Pope Francis' visit to the Central African Republic inspired reconciliation in the war-torn country, according to the newly elected president.
Pope Francis and President Faustin-Archange Touadera met in the Vatican on Monday.
They focussed on the positive impact of the recent electoral process and the institutional reforms in CAR, which have been supported by inter-religious dialogue, and their mutual hope for a peaceful future for the nation.
The Pope visited the country in November 2015.
"Since the Holy Father's visit, we've felt a wind of change blowing through our country – there's been a total turnaround," the head of the CAR bishop's conference, Archbishop Nzapalainga, told The Tablet.
"He came as a messenger of mercy and urged reconciliation in our communities.

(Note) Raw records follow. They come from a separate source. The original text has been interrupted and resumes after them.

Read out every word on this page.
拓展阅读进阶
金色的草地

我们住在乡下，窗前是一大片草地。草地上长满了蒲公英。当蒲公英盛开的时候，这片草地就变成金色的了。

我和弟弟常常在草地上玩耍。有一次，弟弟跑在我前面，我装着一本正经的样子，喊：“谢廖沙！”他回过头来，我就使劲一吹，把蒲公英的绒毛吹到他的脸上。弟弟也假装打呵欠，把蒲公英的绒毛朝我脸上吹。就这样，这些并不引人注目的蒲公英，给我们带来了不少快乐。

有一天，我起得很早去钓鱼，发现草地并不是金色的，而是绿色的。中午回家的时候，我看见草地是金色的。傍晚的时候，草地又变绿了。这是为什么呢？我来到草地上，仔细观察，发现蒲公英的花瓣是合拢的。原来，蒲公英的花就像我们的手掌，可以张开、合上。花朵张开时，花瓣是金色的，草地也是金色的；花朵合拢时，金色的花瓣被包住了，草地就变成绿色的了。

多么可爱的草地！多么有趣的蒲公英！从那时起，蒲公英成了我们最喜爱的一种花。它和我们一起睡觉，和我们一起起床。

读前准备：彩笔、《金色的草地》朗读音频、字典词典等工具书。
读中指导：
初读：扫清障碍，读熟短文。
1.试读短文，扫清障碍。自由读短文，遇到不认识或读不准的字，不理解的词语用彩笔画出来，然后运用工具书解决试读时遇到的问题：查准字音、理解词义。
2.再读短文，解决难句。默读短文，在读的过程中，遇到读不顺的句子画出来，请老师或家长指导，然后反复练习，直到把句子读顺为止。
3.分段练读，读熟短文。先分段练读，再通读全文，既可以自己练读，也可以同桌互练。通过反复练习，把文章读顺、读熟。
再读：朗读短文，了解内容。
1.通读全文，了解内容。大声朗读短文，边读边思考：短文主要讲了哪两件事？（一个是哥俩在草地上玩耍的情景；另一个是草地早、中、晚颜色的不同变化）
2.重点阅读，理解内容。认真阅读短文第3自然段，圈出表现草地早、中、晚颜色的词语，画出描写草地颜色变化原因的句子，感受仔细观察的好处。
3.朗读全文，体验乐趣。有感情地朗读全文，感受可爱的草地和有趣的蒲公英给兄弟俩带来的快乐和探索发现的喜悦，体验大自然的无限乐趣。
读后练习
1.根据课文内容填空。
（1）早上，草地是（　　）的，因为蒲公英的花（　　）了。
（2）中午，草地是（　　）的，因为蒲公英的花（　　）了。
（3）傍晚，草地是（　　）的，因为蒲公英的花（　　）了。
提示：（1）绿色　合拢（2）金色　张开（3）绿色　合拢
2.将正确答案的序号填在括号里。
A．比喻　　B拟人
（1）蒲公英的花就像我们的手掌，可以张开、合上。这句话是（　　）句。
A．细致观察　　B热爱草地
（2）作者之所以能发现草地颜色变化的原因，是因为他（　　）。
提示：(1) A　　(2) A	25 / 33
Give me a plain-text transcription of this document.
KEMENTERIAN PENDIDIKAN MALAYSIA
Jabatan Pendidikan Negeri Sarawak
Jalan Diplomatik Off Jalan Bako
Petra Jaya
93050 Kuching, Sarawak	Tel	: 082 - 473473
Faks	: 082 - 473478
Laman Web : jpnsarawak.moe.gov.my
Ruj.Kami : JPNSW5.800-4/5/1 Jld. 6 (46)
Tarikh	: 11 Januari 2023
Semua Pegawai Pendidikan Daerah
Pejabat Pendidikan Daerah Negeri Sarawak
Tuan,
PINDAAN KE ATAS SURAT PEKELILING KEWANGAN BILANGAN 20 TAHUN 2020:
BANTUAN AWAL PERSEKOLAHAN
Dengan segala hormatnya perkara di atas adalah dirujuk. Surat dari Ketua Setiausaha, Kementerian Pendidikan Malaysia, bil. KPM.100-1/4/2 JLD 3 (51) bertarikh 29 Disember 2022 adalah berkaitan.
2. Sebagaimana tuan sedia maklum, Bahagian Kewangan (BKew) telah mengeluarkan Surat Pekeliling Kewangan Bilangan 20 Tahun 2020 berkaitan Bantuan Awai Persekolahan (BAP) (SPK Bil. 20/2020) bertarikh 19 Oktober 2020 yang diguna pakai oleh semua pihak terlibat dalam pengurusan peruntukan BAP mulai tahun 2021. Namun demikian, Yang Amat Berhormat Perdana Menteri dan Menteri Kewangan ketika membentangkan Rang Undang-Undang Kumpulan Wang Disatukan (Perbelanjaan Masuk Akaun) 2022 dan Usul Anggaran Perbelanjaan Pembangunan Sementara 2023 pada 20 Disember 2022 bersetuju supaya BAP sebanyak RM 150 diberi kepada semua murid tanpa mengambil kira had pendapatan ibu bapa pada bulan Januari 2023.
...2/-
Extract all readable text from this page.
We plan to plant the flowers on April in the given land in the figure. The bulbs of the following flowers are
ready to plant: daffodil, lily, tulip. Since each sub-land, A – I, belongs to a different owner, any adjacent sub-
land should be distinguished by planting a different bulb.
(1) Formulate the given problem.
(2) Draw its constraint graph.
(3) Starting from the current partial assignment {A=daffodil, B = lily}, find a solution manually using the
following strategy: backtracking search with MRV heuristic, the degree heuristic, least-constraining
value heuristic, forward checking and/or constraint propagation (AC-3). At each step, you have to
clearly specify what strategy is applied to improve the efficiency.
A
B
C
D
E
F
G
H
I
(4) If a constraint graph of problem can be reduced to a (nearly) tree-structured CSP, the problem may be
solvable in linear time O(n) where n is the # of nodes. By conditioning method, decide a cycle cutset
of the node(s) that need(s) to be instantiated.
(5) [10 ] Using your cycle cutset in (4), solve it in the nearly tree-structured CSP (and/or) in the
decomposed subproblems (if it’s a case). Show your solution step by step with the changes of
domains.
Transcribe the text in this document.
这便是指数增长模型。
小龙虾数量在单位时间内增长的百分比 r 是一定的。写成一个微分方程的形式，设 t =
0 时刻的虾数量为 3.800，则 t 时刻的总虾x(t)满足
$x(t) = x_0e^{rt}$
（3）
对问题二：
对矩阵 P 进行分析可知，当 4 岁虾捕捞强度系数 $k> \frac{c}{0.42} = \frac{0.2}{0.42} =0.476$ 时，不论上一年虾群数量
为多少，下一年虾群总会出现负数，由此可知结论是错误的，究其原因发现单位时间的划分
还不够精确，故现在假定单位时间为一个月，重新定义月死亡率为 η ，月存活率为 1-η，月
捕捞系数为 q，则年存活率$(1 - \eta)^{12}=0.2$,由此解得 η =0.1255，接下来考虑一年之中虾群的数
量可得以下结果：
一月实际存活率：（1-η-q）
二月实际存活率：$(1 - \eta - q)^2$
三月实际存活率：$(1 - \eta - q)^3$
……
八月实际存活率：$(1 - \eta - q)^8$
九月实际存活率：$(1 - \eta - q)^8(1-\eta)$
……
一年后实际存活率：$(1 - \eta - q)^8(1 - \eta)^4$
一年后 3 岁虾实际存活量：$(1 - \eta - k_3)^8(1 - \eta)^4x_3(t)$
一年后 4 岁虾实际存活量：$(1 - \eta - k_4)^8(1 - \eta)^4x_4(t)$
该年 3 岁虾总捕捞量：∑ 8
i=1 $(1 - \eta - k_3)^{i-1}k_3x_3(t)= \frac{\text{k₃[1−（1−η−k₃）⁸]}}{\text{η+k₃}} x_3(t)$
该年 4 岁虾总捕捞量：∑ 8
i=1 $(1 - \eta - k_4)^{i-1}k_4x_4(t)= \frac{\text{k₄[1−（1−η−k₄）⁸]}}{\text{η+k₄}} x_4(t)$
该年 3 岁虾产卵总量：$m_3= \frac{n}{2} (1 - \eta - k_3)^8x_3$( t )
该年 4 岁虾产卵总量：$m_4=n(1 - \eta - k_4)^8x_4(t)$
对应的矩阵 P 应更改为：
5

This summons to peace and forgiveness was heard by former enemies and combatants and has now become something real, giving the new president a real chance for peace," he added.
The Archbishop said he sees Touadera, who was elected with a 63 per cent majority in February, as bringing great hope to the country.
"I believe the new president will gather our people from east and west, north and south, reconciling them with themselves and others," he told the Catholic News Service.
In March 2013 a rebel movement forced former President François Bozizé out of office. Violence since the coup has forced one-fifth of the population to flee the country.
Elections to replace the interim President Catherine Samba-Panza were repeatedly delayed due to violence.